KPMG reports - Illinois (phone service plans); Louisiana (tax reform); New Jersey (late payment penalties); Texas (resale exemption); Utah (nexus) 

March 18:   KPMG’s This Week in State Tax—produced weekly by KPMG’s State and Local Tax practice—focuses on recent state and local tax developments and features a series of short podcasts presented by KPMG tax professionals. Text of the podcasts is also available.

Today’s edition, for March 18, 2013, includes the following topics (listen to the podcasts; to read text, click on the links below).


  • Illinois [PDF 24 KB]: A Cook County circuit court held that a taxpayer was not subject to the retailer’s occupation tax on commissions earned from selling certain cell phone service plans.
  • Louisiana [PDF 25 KB]: Louisiana Governor Jindal announced his state tax reform plan, the centerpiece of which would repeal the individual and corporation income tax as well as the corporate franchise tax and increase the sales tax rate.
  • New Jersey [PDF 23 KB]: The New Jersey Superior Court, Appellate Division, affirmed abatement of statutory late payment and post-amnesty penalties. Agreeing with much of the state tax court’s discussion, the appellate court likewise held that the taxpayers, in good faith, did not know and could not have known after a reasonable inquiry that the liabilities at issue would later be due.
  • Texas [PDF 23 KB]: The Texas Supreme Court affirmed an appeals court decision holding that a taxpayer was entitled to a refund of sales tax paid on “plush toys” used to stock coin-operated amusement crane machines.
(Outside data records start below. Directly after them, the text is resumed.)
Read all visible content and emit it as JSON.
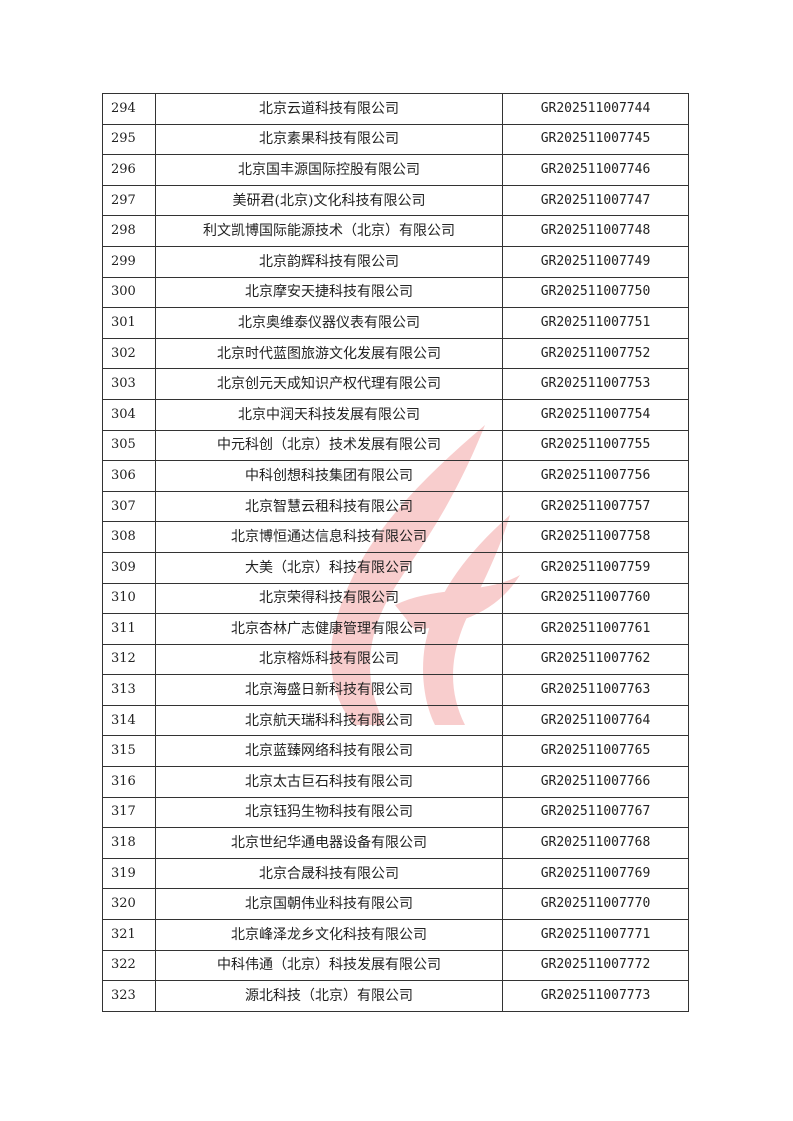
{
  "watermark": {
    "icon": "red-flame-logo-watermark",
    "color": "#e02020"
  },
  "table": {
    "rows": [
      {
        "num": "294",
        "name": "北京云道科技有限公司",
        "code": "GR202511007744"
      },
      {
        "num": "295",
        "name": "北京素果科技有限公司",
        "code": "GR202511007745"
      },
      {
        "num": "296",
        "name": "北京国丰源国际控股有限公司",
        "code": "GR202511007746"
      },
      {
        "num": "297",
        "name": "美研君(北京)文化科技有限公司",
        "code": "GR202511007747"
      },
      {
        "num": "298",
        "name": "利文凯博国际能源技术（北京）有限公司",
        "code": "GR202511007748"
      },
      {
        "num": "299",
        "name": "北京韵辉科技有限公司",
        "code": "GR202511007749"
      },
      {
        "num": "300",
        "name": "北京摩安天捷科技有限公司",
        "code": "GR202511007750"
      },
      {
        "num": "301",
        "name": "北京奥维泰仪器仪表有限公司",
        "code": "GR202511007751"
      },
      {
        "num": "302",
        "name": "北京时代蓝图旅游文化发展有限公司",
        "code": "GR202511007752"
      },
      {
        "num": "303",
        "name": "北京创元天成知识产权代理有限公司",
        "code": "GR202511007753"
      },
      {
        "num": "304",
        "name": "北京中润天科技发展有限公司",
        "code": "GR202511007754"
      },
      {
        "num": "305",
        "name": "中元科创（北京）技术发展有限公司",
        "code": "GR202511007755"
      },
      {
        "num": "306",
        "name": "中科创想科技集团有限公司",
        "code": "GR202511007756"
      },
      {
        "num": "307",
        "name": "北京智慧云租科技有限公司",
        "code": "GR202511007757"
      },
      {
        "num": "308",
        "name": "北京博恒通达信息科技有限公司",
        "code": "GR202511007758"
      },
      {
        "num": "309",
        "name": "大美（北京）科技有限公司",
        "code": "GR202511007759"
      },
      {
        "num": "310",
        "name": "北京荣得科技有限公司",
        "code": "GR202511007760"
      },
      {
        "num": "311",
        "name": "北京杏林广志健康管理有限公司",
        "code": "GR202511007761"
      },
      {
        "num": "312",
        "name": "北京榕烁科技有限公司",
        "code": "GR202511007762"
      },
      {
        "num": "313",
        "name": "北京海盛日新科技有限公司",
        "code": "GR202511007763"
      },
      {
        "num": "314",
        "name": "北京航天瑞科科技有限公司",
        "code": "GR202511007764"
      },
      {
        "num": "315",
        "name": "北京蓝臻网络科技有限公司",
        "code": "GR202511007765"
      },
      {
        "num": "316",
        "name": "北京太古巨石科技有限公司",
        "code": "GR202511007766"
      },
      {
        "num": "317",
        "name": "北京钰犸生物科技有限公司",
        "code": "GR202511007767"
      },
      {
        "num": "318",
        "name": "北京世纪华通电器设备有限公司",
        "code": "GR202511007768"
      },
      {
        "num": "319",
        "name": "北京合晟科技有限公司",
        "code": "GR202511007769"
      },
      {
        "num": "320",
        "name": "北京国朝伟业科技有限公司",
        "code": "GR202511007770"
      },
      {
        "num": "321",
        "name": "北京峰泽龙乡文化科技有限公司",
        "code": "GR202511007771"
      },
      {
        "num": "322",
        "name": "中科伟通（北京）科技发展有限公司",
        "code": "GR202511007772"
      },
      {
        "num": "323",
        "name": "源北科技（北京）有限公司",
        "code": "GR202511007773"
      }
    ]
  }
}
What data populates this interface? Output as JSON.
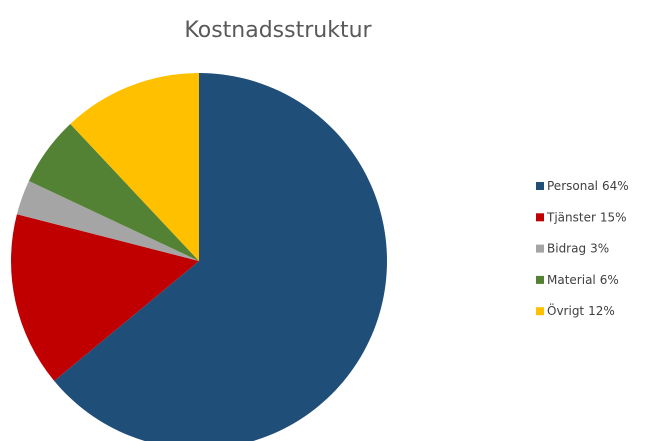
{
  "chart_data": {
    "type": "pie",
    "title": "Kostnadsstruktur",
    "categories": [
      "Personal",
      "Tjänster",
      "Bidrag",
      "Material",
      "Övrigt"
    ],
    "values": [
      64,
      15,
      3,
      6,
      12
    ],
    "value_labels": [
      "64%",
      "15%",
      "3%",
      "6%",
      "12%"
    ],
    "colors": [
      "#1f4e79",
      "#c00000",
      "#a5a5a5",
      "#548235",
      "#ffc000"
    ],
    "legend": "right"
  }
}
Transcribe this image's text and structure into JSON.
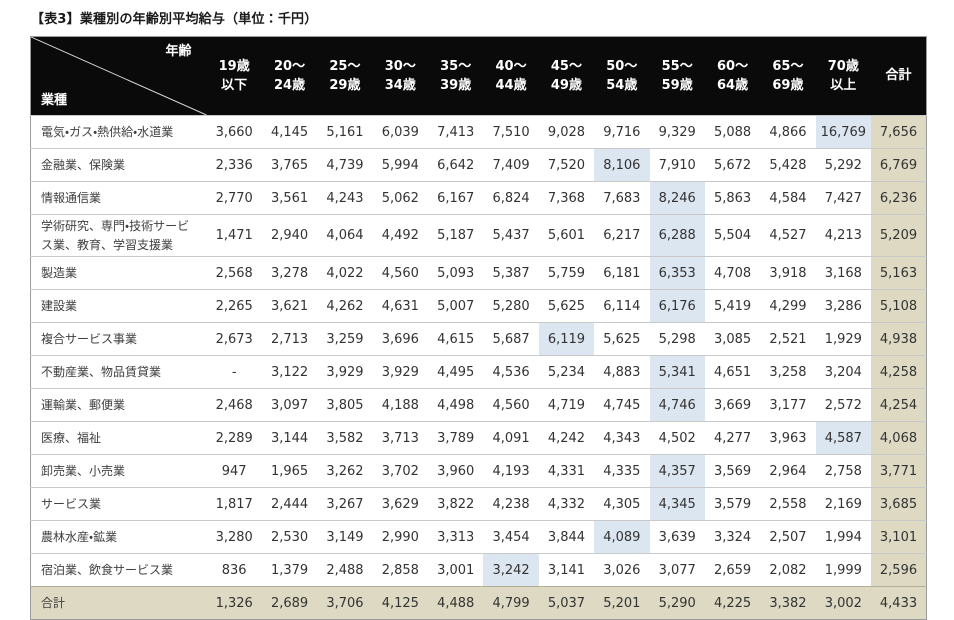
{
  "title": "【表3】業種別の年齢別平均給与（単位：千円）",
  "colors": {
    "header_bg": "#0a0a0a",
    "highlight": "#dce6f1",
    "total_bg": "#ddd9c3",
    "row_border": "#c9c9c9",
    "outer_border": "#9b9b9b"
  },
  "table": {
    "corner": {
      "top_right": "年齢",
      "bottom_left": "業種"
    },
    "age_columns": [
      "19歳\n以下",
      "20〜\n24歳",
      "25〜\n29歳",
      "30〜\n34歳",
      "35〜\n39歳",
      "40〜\n44歳",
      "45〜\n49歳",
      "50〜\n54歳",
      "55〜\n59歳",
      "60〜\n64歳",
      "65〜\n69歳",
      "70歳\n以上"
    ],
    "total_label": "合計",
    "rows": [
      {
        "industry": "電気・ガス・熱供給・水道業",
        "values": [
          "3,660",
          "4,145",
          "5,161",
          "6,039",
          "7,413",
          "7,510",
          "9,028",
          "9,716",
          "9,329",
          "5,088",
          "4,866",
          "16,769"
        ],
        "total": "7,656",
        "highlight": 11
      },
      {
        "industry": "金融業、保険業",
        "values": [
          "2,336",
          "3,765",
          "4,739",
          "5,994",
          "6,642",
          "7,409",
          "7,520",
          "8,106",
          "7,910",
          "5,672",
          "5,428",
          "5,292"
        ],
        "total": "6,769",
        "highlight": 7
      },
      {
        "industry": "情報通信業",
        "values": [
          "2,770",
          "3,561",
          "4,243",
          "5,062",
          "6,167",
          "6,824",
          "7,368",
          "7,683",
          "8,246",
          "5,863",
          "4,584",
          "7,427"
        ],
        "total": "6,236",
        "highlight": 8
      },
      {
        "industry": "学術研究、専門・技術サービス業、教育、学習支援業",
        "values": [
          "1,471",
          "2,940",
          "4,064",
          "4,492",
          "5,187",
          "5,437",
          "5,601",
          "6,217",
          "6,288",
          "5,504",
          "4,527",
          "4,213"
        ],
        "total": "5,209",
        "highlight": 8
      },
      {
        "industry": "製造業",
        "values": [
          "2,568",
          "3,278",
          "4,022",
          "4,560",
          "5,093",
          "5,387",
          "5,759",
          "6,181",
          "6,353",
          "4,708",
          "3,918",
          "3,168"
        ],
        "total": "5,163",
        "highlight": 8
      },
      {
        "industry": "建設業",
        "values": [
          "2,265",
          "3,621",
          "4,262",
          "4,631",
          "5,007",
          "5,280",
          "5,625",
          "6,114",
          "6,176",
          "5,419",
          "4,299",
          "3,286"
        ],
        "total": "5,108",
        "highlight": 8
      },
      {
        "industry": "複合サービス事業",
        "values": [
          "2,673",
          "2,713",
          "3,259",
          "3,696",
          "4,615",
          "5,687",
          "6,119",
          "5,625",
          "5,298",
          "3,085",
          "2,521",
          "1,929"
        ],
        "total": "4,938",
        "highlight": 6
      },
      {
        "industry": "不動産業、物品賃貸業",
        "values": [
          "-",
          "3,122",
          "3,929",
          "3,929",
          "4,495",
          "4,536",
          "5,234",
          "4,883",
          "5,341",
          "4,651",
          "3,258",
          "3,204"
        ],
        "total": "4,258",
        "highlight": 8
      },
      {
        "industry": "運輸業、郵便業",
        "values": [
          "2,468",
          "3,097",
          "3,805",
          "4,188",
          "4,498",
          "4,560",
          "4,719",
          "4,745",
          "4,746",
          "3,669",
          "3,177",
          "2,572"
        ],
        "total": "4,254",
        "highlight": 8
      },
      {
        "industry": "医療、福祉",
        "values": [
          "2,289",
          "3,144",
          "3,582",
          "3,713",
          "3,789",
          "4,091",
          "4,242",
          "4,343",
          "4,502",
          "4,277",
          "3,963",
          "4,587"
        ],
        "total": "4,068",
        "highlight": 11
      },
      {
        "industry": "卸売業、小売業",
        "values": [
          "947",
          "1,965",
          "3,262",
          "3,702",
          "3,960",
          "4,193",
          "4,331",
          "4,335",
          "4,357",
          "3,569",
          "2,964",
          "2,758"
        ],
        "total": "3,771",
        "highlight": 8
      },
      {
        "industry": "サービス業",
        "values": [
          "1,817",
          "2,444",
          "3,267",
          "3,629",
          "3,822",
          "4,238",
          "4,332",
          "4,305",
          "4,345",
          "3,579",
          "2,558",
          "2,169"
        ],
        "total": "3,685",
        "highlight": 8
      },
      {
        "industry": "農林水産・鉱業",
        "values": [
          "3,280",
          "2,530",
          "3,149",
          "2,990",
          "3,313",
          "3,454",
          "3,844",
          "4,089",
          "3,639",
          "3,324",
          "2,507",
          "1,994"
        ],
        "total": "3,101",
        "highlight": 7
      },
      {
        "industry": "宿泊業、飲食サービス業",
        "values": [
          "836",
          "1,379",
          "2,488",
          "2,858",
          "3,001",
          "3,242",
          "3,141",
          "3,026",
          "3,077",
          "2,659",
          "2,082",
          "1,999"
        ],
        "total": "2,596",
        "highlight": 5
      }
    ],
    "footer": {
      "label": "合計",
      "values": [
        "1,326",
        "2,689",
        "3,706",
        "4,125",
        "4,488",
        "4,799",
        "5,037",
        "5,201",
        "5,290",
        "4,225",
        "3,382",
        "3,002"
      ],
      "total": "4,433"
    }
  }
}
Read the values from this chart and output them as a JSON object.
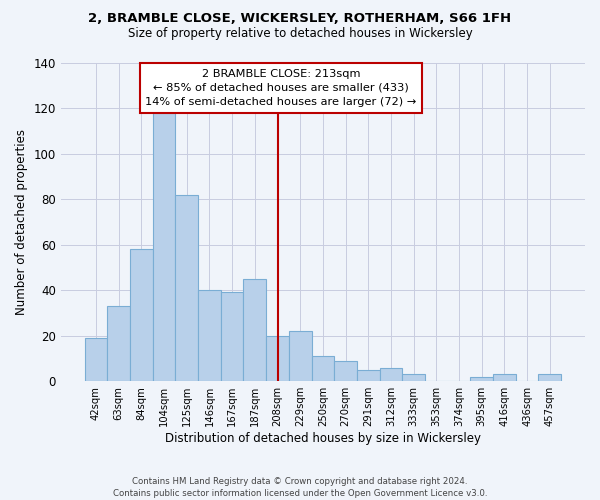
{
  "title_line1": "2, BRAMBLE CLOSE, WICKERSLEY, ROTHERHAM, S66 1FH",
  "title_line2": "Size of property relative to detached houses in Wickersley",
  "bar_labels": [
    "42sqm",
    "63sqm",
    "84sqm",
    "104sqm",
    "125sqm",
    "146sqm",
    "167sqm",
    "187sqm",
    "208sqm",
    "229sqm",
    "250sqm",
    "270sqm",
    "291sqm",
    "312sqm",
    "333sqm",
    "353sqm",
    "374sqm",
    "395sqm",
    "416sqm",
    "436sqm",
    "457sqm"
  ],
  "bar_heights": [
    19,
    33,
    58,
    118,
    82,
    40,
    39,
    45,
    20,
    22,
    11,
    9,
    5,
    6,
    3,
    0,
    0,
    2,
    3,
    0,
    3
  ],
  "bar_color": "#b8d0ea",
  "bar_edge_color": "#7aadd4",
  "vline_x": 8.0,
  "vline_color": "#bb0000",
  "xlabel": "Distribution of detached houses by size in Wickersley",
  "ylabel": "Number of detached properties",
  "ylim": [
    0,
    140
  ],
  "yticks": [
    0,
    20,
    40,
    60,
    80,
    100,
    120,
    140
  ],
  "annotation_title": "2 BRAMBLE CLOSE: 213sqm",
  "annotation_line2": "← 85% of detached houses are smaller (433)",
  "annotation_line3": "14% of semi-detached houses are larger (72) →",
  "footer_line1": "Contains HM Land Registry data © Crown copyright and database right 2024.",
  "footer_line2": "Contains public sector information licensed under the Open Government Licence v3.0.",
  "background_color": "#f0f4fa",
  "grid_color": "#c8cce0"
}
The high court held tangible personal property used to perform taxable services is not considered resold unless care, custody, and control of the property transfers to the purchaser.
  • Utah [PDF 24 KB]: The Utah Tax Commission determined that the new affiliate nexus law did not alter its earlier decision that the sales of gift codes (i.e., redeemed for goods and services from Internet vendors) to Utah residents were not subject to Utah sales and use tax, and therefore, the gift code issuer was not required to collect and remit the tax.